In recent years, the scientific community has developed a national strategy for a Network Integrated Biocollections Alliance (2010) to establish a framework for leveraging the wealth of resources represented by the nation’s biocollections through digitization of specimens and associated metadata, creating a massive, distributed tool for addressing grand challenges across a wide range of scientific endeavor. The creation of the National Science Foundation, Biological Sciences Directorate program “Advancing Digitization of Biological Collections (ADBC)” in 2010 addressed certain aspects of this strategy, including (1) the creation of a national coordinating center (iDigBio) for data produced through digitization efforts supported by ADBC or other NSF programs such as Collections Support for Biological Research and (2) a mechanism for funding digitization focused around specific research questions. However, this program is designed to get the specimens digitized and does not address many issues critical to the creation of an all-inclusive and sustainable national infrastructure for digitization and data access.
In September 2012, the American Institute of Biological Sciences (AIBS) convened a meeting of biocollections digitization stakeholders to create an Implementation Plan for NIBA. The biocollections community identified and included in the plan six goals necessary for the successful implementation of a NIBA.
Goal 1: Establish an organizational and governance structure that will provide the national leadership and decision-making mechanism required to implement the national strategy.
Goal 2: Advance engineering of the U.S. biodiversity collections cyberinfrastructure to support efficient workflows, innovative research, effective policy, and educational engagement.
Goal 3: Enhance training of existing collections staff and create the next generation of biodiversity information managers.
Goal 4: Increase buy-in and participation from a broader range of stakeholders.
Goal 5: Establish an enduring and sustainable knowledge base.
Goal 6: Infuse specimen-based learning and exploration into formal and informal science education.
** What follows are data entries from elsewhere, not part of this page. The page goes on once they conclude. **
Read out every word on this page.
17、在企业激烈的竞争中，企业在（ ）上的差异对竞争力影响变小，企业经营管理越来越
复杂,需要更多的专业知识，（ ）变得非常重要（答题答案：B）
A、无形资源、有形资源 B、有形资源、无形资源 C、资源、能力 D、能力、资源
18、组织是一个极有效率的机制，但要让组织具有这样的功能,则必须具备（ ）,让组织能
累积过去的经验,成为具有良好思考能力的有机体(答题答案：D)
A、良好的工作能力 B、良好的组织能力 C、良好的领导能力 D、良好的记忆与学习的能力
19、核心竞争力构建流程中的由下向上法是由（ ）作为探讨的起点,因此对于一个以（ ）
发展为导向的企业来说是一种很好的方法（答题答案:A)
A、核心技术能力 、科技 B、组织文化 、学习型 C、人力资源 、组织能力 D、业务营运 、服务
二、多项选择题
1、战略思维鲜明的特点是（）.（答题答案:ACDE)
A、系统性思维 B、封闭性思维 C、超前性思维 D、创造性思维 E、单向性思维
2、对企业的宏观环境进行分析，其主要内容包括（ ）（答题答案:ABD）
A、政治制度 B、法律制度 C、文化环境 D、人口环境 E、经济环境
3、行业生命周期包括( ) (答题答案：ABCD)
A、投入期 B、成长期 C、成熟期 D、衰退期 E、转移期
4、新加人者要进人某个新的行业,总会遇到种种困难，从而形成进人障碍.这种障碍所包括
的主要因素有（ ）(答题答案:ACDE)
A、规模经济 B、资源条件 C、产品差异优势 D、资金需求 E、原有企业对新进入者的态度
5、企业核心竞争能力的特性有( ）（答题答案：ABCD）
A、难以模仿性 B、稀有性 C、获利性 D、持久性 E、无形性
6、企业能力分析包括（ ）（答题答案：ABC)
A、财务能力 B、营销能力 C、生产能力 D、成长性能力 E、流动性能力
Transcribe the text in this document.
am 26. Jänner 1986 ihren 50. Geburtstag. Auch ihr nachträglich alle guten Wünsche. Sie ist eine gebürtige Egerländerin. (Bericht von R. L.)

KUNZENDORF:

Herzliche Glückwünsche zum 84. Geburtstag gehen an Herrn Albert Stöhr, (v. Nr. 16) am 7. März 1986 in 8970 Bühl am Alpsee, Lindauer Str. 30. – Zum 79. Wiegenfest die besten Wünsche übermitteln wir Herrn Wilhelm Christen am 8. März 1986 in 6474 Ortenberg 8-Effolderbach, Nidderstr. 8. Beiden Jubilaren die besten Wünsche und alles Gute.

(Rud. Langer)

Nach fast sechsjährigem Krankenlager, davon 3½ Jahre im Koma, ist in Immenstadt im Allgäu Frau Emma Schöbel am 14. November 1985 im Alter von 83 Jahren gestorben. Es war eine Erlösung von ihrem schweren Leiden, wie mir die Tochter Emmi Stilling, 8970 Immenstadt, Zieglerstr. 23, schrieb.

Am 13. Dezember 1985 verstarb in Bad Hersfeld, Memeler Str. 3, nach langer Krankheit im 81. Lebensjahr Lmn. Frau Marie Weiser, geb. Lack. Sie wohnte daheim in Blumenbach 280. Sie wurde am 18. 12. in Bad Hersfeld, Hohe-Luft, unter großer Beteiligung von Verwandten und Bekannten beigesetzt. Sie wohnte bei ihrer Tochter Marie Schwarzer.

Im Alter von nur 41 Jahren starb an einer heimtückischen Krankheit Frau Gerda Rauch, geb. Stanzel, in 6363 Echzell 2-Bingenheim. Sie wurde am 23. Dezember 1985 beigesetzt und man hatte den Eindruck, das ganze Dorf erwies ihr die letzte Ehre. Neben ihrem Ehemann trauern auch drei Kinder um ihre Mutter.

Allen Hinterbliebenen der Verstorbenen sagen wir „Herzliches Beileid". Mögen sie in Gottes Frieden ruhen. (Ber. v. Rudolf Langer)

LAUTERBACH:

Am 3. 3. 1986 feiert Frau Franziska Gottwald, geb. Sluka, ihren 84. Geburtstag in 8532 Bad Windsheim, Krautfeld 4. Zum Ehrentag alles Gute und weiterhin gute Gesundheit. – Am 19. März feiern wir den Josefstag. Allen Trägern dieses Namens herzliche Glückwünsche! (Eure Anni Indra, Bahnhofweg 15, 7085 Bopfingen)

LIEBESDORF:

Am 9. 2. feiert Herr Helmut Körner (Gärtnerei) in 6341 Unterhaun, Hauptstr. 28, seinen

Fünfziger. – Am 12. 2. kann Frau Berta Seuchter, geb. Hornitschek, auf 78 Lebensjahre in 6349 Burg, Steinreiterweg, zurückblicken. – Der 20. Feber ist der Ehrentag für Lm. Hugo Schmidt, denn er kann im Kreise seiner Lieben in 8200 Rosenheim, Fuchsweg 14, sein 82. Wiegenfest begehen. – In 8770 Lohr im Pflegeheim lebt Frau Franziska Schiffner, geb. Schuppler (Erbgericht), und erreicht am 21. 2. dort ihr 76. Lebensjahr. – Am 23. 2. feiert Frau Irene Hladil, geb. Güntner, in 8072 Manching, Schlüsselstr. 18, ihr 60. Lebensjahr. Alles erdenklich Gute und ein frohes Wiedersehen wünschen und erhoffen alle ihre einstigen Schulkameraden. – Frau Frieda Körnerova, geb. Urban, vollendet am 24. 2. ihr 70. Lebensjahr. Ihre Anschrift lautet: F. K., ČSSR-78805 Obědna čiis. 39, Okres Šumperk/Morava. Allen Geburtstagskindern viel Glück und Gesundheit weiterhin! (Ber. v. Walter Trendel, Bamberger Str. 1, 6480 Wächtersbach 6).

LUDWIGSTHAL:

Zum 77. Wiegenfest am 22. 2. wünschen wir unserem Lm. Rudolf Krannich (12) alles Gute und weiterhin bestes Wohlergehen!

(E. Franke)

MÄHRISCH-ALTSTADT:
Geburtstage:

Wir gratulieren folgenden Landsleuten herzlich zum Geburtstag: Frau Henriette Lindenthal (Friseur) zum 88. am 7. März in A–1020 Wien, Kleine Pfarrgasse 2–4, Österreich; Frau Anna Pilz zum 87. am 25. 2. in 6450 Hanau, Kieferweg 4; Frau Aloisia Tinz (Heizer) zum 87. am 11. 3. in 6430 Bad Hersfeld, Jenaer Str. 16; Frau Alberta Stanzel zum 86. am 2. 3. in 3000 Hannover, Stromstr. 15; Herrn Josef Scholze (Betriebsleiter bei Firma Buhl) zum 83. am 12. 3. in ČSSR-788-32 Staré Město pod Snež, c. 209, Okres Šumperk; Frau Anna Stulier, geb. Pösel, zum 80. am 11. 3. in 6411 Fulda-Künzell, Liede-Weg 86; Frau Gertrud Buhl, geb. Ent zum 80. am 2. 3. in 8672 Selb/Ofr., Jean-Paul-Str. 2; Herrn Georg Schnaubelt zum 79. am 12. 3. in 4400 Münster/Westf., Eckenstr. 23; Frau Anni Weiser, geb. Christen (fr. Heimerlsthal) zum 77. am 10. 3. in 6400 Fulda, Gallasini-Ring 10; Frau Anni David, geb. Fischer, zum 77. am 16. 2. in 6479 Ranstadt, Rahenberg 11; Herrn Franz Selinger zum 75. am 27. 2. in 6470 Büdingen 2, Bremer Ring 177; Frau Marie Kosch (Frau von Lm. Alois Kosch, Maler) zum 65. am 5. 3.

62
This plan now needs to be assessed as to its utility for sustainability and use by a broad community of researchers and applied uses such as land management, conservation, agriculture, and public health; none of whom are currently working together to reach this goal of a long term resource for digitized collections data. The final resource will foster the development of a new national community dedicated to collections digitization and the creation and maintenance of the sustainable infrastructure necessary to support delivery and use of these data.